“好了送你孙女回去吧,记得別耽误了来学院报导。”陈安挥了挥手说道。
独孤博身躯一震猛然回神。
他对著陈安恭恭敬敬的深鞠一躬,这一躬发自肺腑。
“谢院长相助!”
他心中暗道这等手段神明难及,看来这买卖值当啊,跟在陈安混,说不定最后不止99级呢。
至於自由,那东西能吃吗?
送走孙女后,独孤博回到在学院,基於他没有受过培训,陈安不肯让他上岗,也就让他成了学院里最閒散的人。
就这么待了几天,有些不自在。
他虽然独来独往惯了,但突然这么閒下来,又不是个事儿。
他虽然独来独往惯了,但突然这么閒下来,又不是个事儿。
终於他耐不住性子,主动找到了正在树下躺椅上打盹的陈安。
“院长您看我这总不能天天閒著,给我也安排点活儿干吧?”
陈安有些惊讶,怎么会有人觉得閒著不好呢,但最后还是憋出话来。
“行,那隨我来吧”
陈安便將独孤博带到药草圃里头,有契约在他可不怕对方背叛。
这玩意可是他用图书馆本源新研究出来的东西,受到世界意识承认的。
来到药草圃,独孤博就惊呆了,总算明白为什么陈安看不上的阴阳两仪眼了。
换他来,他也看不上,尤其后来听叶泠泠说到陈安完全掌控这个地方。
“额,院长,你就让我帮忙照看的仙草吗?”
独孤博嘴角抽搐,没想到一个封號斗罗有一天要的当园丁,还要给一个小辈打下手。
“嗯,要不然没了呀,你又不过培训。”陈安如此说道。
独孤博哑然,那確实,教师培训他头疼得很,不过应承了,要是日后有毒系武魂,就要由他来带。
又是几天过去。
天斗城某个酒楼里。
“老师,事情怎么了?”
雪清河微笑著为寧风致斟满一杯茶,动作无可挑剔。
但那双温和的眼眸深处却藏著一丝不易察觉的急切。
寧风致端起茶杯脸上露出一抹苦笑摇了摇头。
“清河,陈院长他拒绝了。

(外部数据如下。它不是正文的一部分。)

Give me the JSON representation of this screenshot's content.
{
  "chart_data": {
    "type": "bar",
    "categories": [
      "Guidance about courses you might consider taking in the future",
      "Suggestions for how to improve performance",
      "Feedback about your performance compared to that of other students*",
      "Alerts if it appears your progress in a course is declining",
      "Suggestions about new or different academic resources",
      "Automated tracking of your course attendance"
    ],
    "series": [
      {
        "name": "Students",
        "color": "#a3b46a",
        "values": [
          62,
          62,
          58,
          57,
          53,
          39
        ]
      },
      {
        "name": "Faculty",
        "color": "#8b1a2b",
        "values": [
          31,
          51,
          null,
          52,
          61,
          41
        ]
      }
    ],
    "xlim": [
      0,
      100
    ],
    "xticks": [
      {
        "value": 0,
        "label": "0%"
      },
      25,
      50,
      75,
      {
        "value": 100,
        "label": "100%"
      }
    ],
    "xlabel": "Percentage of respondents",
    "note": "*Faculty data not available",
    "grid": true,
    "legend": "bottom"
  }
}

”
雪清河端著茶壶的手指微微一顿,脸上的笑容不变。
“是老师的面子也不够吗,而且我是以天斗皇子的名字请见的。”
“陈院长並未多言只是让寄来这封信,你一看便知。”
寧风致嘆了口气从怀中取出一封信递了过去。
雪清河接过信缓缓展开。
信纸上没有繁复的敬语,只是上面的写得內容看得他直跳。
“寧宗主,听闻太子想与我会面,心意领了,然学院事务繁忙无暇分身此事作罢。”
“落款陈安。”
这信写得简洁明了,一股子推託的意味在里面。
但寧风致也有点小心思,陈安寄了两封信,第二封信他没有拿出来。